Riding in the front seat of the cab

The other advantage of communicating with old-fashioned face time instead of FaceTime is that it shows you’re not just interested in your business, but that you want to be involved and understand first-hand the changes your team are going through.

“I knew an operator who took over a business, and he was very analytical, never went out to the guys.
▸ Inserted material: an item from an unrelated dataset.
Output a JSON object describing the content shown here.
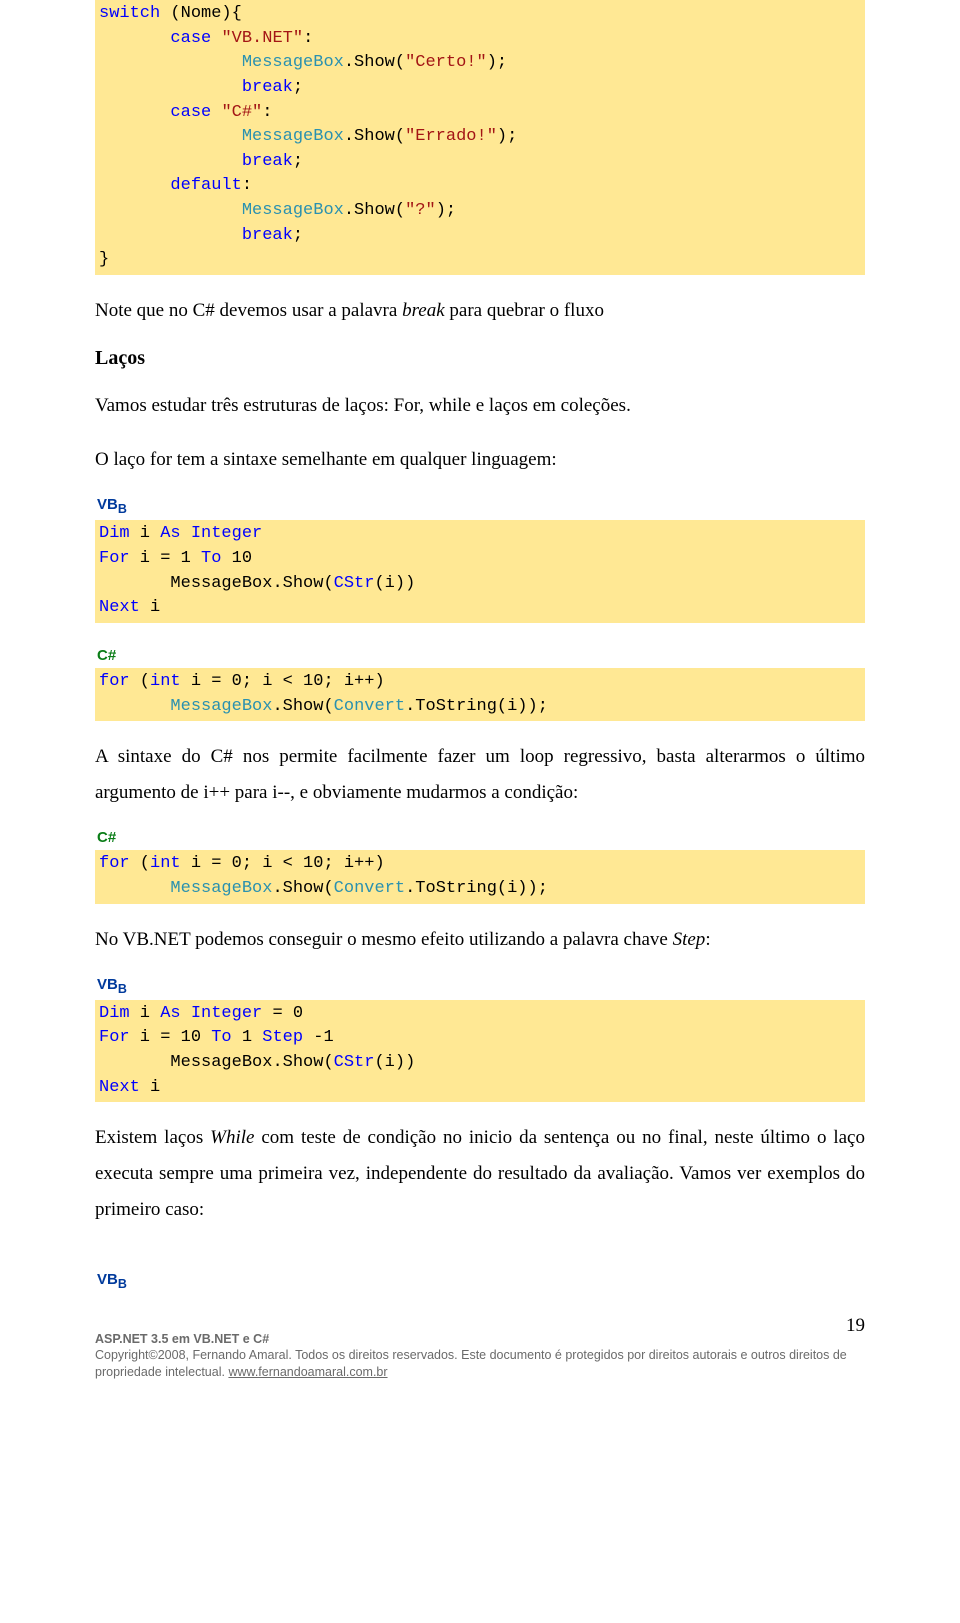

They actually complained that they never saw the owner,” Jenni says.

“That business went into the ground.”

Jenni recommends not only having one-on-one chats but also making an effort to get in the cab with a driver when they’re on a new job, saying there are multiple advantages:

  1. It’s an informal setting, where the drivers felt more comfortable about opening up, which helps build strong relationships.
  2. Even though it’s not a performance review, drivers tend to do a better job of looking after trucks if they know management will be getting in the cab from time to time.
  3. It’s a great opportunity to do some incidental, informal training.

People fear what they don’t understand

Given the hit coronavirus has had on the economy, as well as the vast difference it’s making in societal interactions, changes at your place of work are inevitable.

Some of your team members may be anxious about these changes. Once you’ve heard their concerns you should do more than simply acknowledge them. Instead, show you’ve really listened by taking the time to explain why the changes are needed.

“The ‘why’ is very important for decision making and for the speed of change because it makes people feel empowered,” Jenni says.

“Explaining the ‘why’ will help your team understand why you’ve made these rules.”

Kelly agrees, saying, “Keep coming back to the big picture as best as you can and how it links together.”

But perhaps the best way to get real buy-in from your team on the changes taking place is to make them active participants.

“People go along with a plan if they were involved in helping create it. There’s a sense of ‘I understand what’s going on, I’ve been part of it’,” Kelly says.

“People buy into it way more this way than when they’re only given limited information.”